The economics of God’s kingdom is not defined by coercion or a supply and demand rationale; mirabilia is not embodied only for clever people or highly spiritual people, and much less for the sake of important people. God’s wonderful act of grace and hospitality that we practice in worship and through the elements of bread and wine is a gift of God’s self that transform’s our desires by absorbing them, wholesale. Our desire for more at low, low prices is re-ordered towards sharing a common meal as a public expression of the breadth of God’s provision. The economics of such an act challenges all other economics that are secured in the promise of individual gain at the cost of someone else’s loss. Theologian, William Cavanaugh extends this thought for us: in the simple bread and wine of communion, God breaks in and disrupts the tragic despair of human history with a message of hope and demand for justice… The endless consumption of superficial novelty is broken by the promise of an end, the kingdom toward which history is moving and which is already breaking into history. The kingdom is not driven by our desires, but by God’s desire, which we receive as the gifts of bread, wine, and blessing (W. T. Cavanaugh, Being Consumed: Economics and Christian Desire, p. 98). The economics of God’s kingdom are manifest both in a simple meal of bread and wine, and in the promise of a heavenly banquet. Before us and what awaits us is mirabilia: God’s wonderful gift.

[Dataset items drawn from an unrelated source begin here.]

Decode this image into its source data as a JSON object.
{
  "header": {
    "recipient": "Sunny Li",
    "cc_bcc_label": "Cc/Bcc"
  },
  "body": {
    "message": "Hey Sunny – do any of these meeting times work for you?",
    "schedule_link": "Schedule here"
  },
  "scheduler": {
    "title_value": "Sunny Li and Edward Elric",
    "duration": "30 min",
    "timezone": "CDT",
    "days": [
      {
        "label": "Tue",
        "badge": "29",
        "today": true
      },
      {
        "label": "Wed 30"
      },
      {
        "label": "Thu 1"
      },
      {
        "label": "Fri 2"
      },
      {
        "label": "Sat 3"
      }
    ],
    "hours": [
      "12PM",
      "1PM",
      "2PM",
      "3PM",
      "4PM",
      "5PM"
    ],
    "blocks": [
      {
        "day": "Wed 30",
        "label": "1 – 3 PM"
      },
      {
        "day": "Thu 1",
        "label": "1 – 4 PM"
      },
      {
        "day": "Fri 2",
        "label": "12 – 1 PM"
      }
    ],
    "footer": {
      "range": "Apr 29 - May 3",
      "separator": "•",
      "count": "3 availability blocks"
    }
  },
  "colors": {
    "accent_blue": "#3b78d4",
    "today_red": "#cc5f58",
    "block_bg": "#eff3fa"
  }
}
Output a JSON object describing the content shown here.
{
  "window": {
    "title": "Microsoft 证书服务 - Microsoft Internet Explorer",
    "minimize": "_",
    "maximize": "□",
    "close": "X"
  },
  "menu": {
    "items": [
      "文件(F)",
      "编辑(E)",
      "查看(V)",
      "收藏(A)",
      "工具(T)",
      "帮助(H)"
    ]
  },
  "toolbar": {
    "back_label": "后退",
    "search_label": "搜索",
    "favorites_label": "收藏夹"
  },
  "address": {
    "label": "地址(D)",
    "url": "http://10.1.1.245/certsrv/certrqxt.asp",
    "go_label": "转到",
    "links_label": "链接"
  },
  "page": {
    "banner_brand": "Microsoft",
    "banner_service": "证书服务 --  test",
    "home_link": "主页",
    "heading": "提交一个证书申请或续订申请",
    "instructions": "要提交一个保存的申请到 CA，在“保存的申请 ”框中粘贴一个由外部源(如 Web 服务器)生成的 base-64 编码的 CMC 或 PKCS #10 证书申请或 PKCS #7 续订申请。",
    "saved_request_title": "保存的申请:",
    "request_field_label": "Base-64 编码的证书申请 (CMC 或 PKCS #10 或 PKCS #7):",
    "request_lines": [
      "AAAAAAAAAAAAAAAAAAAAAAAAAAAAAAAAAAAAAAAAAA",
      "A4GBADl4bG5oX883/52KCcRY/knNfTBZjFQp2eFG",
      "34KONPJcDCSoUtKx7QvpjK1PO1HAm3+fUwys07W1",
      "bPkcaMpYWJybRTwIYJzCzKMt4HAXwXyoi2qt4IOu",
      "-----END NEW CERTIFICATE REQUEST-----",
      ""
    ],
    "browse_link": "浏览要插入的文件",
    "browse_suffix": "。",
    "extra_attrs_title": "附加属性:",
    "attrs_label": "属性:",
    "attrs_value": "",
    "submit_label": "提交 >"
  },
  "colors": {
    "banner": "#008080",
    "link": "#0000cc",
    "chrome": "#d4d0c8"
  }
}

And what of our economics of scarce resources and limitless desire? The feeding of the multitude, the blessing of bread and wine, both actions form an alternative to cost-based analysis and scarcity-based programs. Even as the market is down and fuel is up, we are not without direction as people of faith. We have been equipped not with a new theory, but with a series of practices that display something of the wonder of God’s ways. For if the economy of Jesus is displayed in an act of sharing and fulfilment, there is warrent for people of good will and faith to invest in related activities with others as a sign of our participation in such an economy. This morning, as we share in what is taken, blessed, broken and shared; we participate in the economics of the Kingdom that signals to the world that abundance and fulfilled desire are not for sale, but are given, freely.